À l’occasion de la Journée internationale des droits de la femme, voici une curiosité dans le " Paroles, Paroles " de Sébastien Ministru !

Une chanteuse complètement oubliée qui chante une chanson complètement tombée dans l’oubli. Marie-Josée Neuville – qu’on appelait la collégienne de la chanson –  dans " Le monsieur du métro ". Un tube tombé en désuétude qui démarre ainsi : " Parmi la foule automatique. Dans le métro il me tenait. D'affreux propos pornographiques. Auxquels rien je ne comprenais. En expertise digitale. Une main chercheuse et discrète. Sur ma colonne vertébrale. Tapotait une musiquette. "

Cette chanson parle donc du harcèlement dans l’espace public. Il s’agit donc de la mésaventure d’une jeune fille qui se fait agresser verbalement (" il me tenait d’affreux propos pornographiques ") et qui se fait tripoter dans le métro (" une main chercheuse et discrète sur ma colonne vertébrale ").

 

Cette chanson, au texte assez franc et au vocabulaire affirmé, a été enregistrée en 1956 et est devenu un grand succès polémique en 1957. Cette chanson est la preuve que la prise en considération de la problématique du harcèlement n’est pas un effet post-Weinstein mais elle est déjà présente dans la chanson française en 1956.

La fille nous raconte, en 1956, qu’elle se fait embêter et toucher par un homme dans le métro et voilà comment elle décrit sa réaction : " Je savais qu'en cette occurrence. Le mieux était de ne rien dire. Ma mère ayant eu la prudence. En son temps de m'en avertir. " À l’époque : on ne dit rien, on laisse faire – d’autant que faire de la prévention anti-satire entre dans l’éducation des jeunes filles. Le conseil des femmes à leur fille : si ça arrive, on se tait, on subit, on attend que ça passe et après on n’en parle plus. Traduction : les hommes sont ainsi. Re-traduction : c’est ainsi qu’on alimente le sentiment de domination masculine.   
 

Voici la suite du récit de Marie-Josée Neuville face à cet homme qui croit avoir le droit d’importuner. On est toujours dans la rame de métro : " Un souffle puissant d'asthmatique. Et malodorant par surcroît. M'obligeait à une gymnastique. Pour m'éloigner du maladroit. À me voir frétiller de la sorte. Une dame en courroux s'écria. "Pour la bagatelle de la porte. Elles sont championnes à cet âge-là". " Coup classique dans le cas des violences faites aux femmes, la victime devient coupable. Si la fille se fait emmerder, c’est de sa faute

" Pour la bagatelle de la porte, elles sont championnes à cet âge-là " : la bagatelle, dans le langage familier, c’est l’acte sexuel… En fait, la dame – en courroux – est en train de dire que la jeune fille est une allumeuse et que, quand on se fait remarquer (faire de la gymnastique devant tout le monde, frétiller en public), on ne doit pas s’étonner de se faire agresser. Et la dame dit une chose importante : " elles sont championnes à cet âge-là. " Cet âge-là, c’est celui de Marie-Josée Neuville qui a 18 ans quand elle chante " Le monsieur du métro " et, parce qu’elle ose aborder ce sujet dans une bouche que la société veut innocente, elle fait scandale. La chanson est censurée et interdite de diffusion à la radio.

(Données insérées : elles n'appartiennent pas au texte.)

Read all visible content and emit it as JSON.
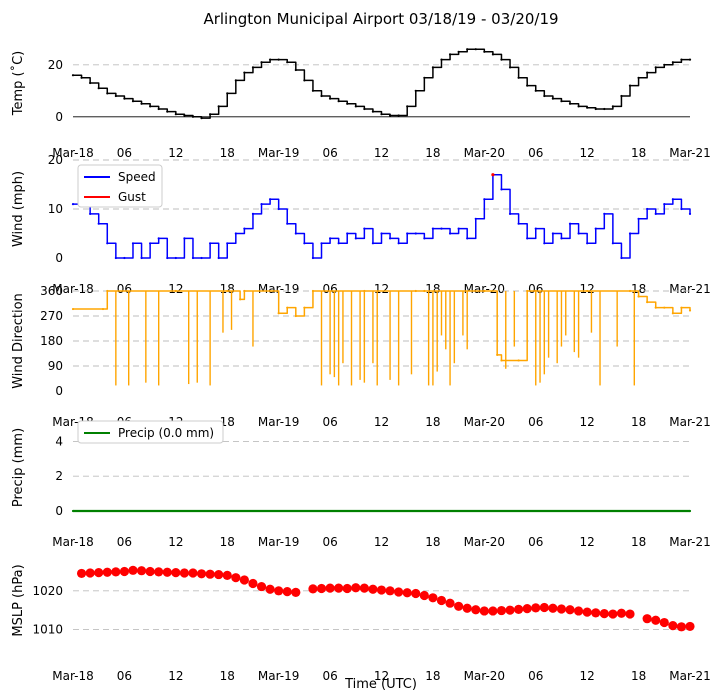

Orelsan et Damso ont une grand-mère en la matière !

 

La chanson fait scandale parce que le personnage prend le parti de se défendre contre le pervers : En me retournant sans douceur. Pour insulter le téméraire. Je m'aperçus avec stupeur. Qu'il était presque octogénaire (…) Mais au diable les convenances. Que m'enseignait ma maman (…) J'apostrophai le vieux butor. Avant de franchir la portière. Souvenez-vous d'Hugo Victor. Relisez "L'art d'être grand-père". "

À la vulgarité du geste de l’homme, la jeune fille répond par l’intelligence de la culture : " Souvenez-vous d'Hugo Victor. Relisez "L'art d'être grand-père". " En référence à un recueil de poèmes de Victor Hugo paru en 1877. Elle lui dit : regardez-vous dans la glace, regardez à quoi vous ressemblez. Elle le remet à sa place en lui rappelant son âge mais surtout en nous disant qu’un poème, c’est un miroir. C’est toujours un miroir.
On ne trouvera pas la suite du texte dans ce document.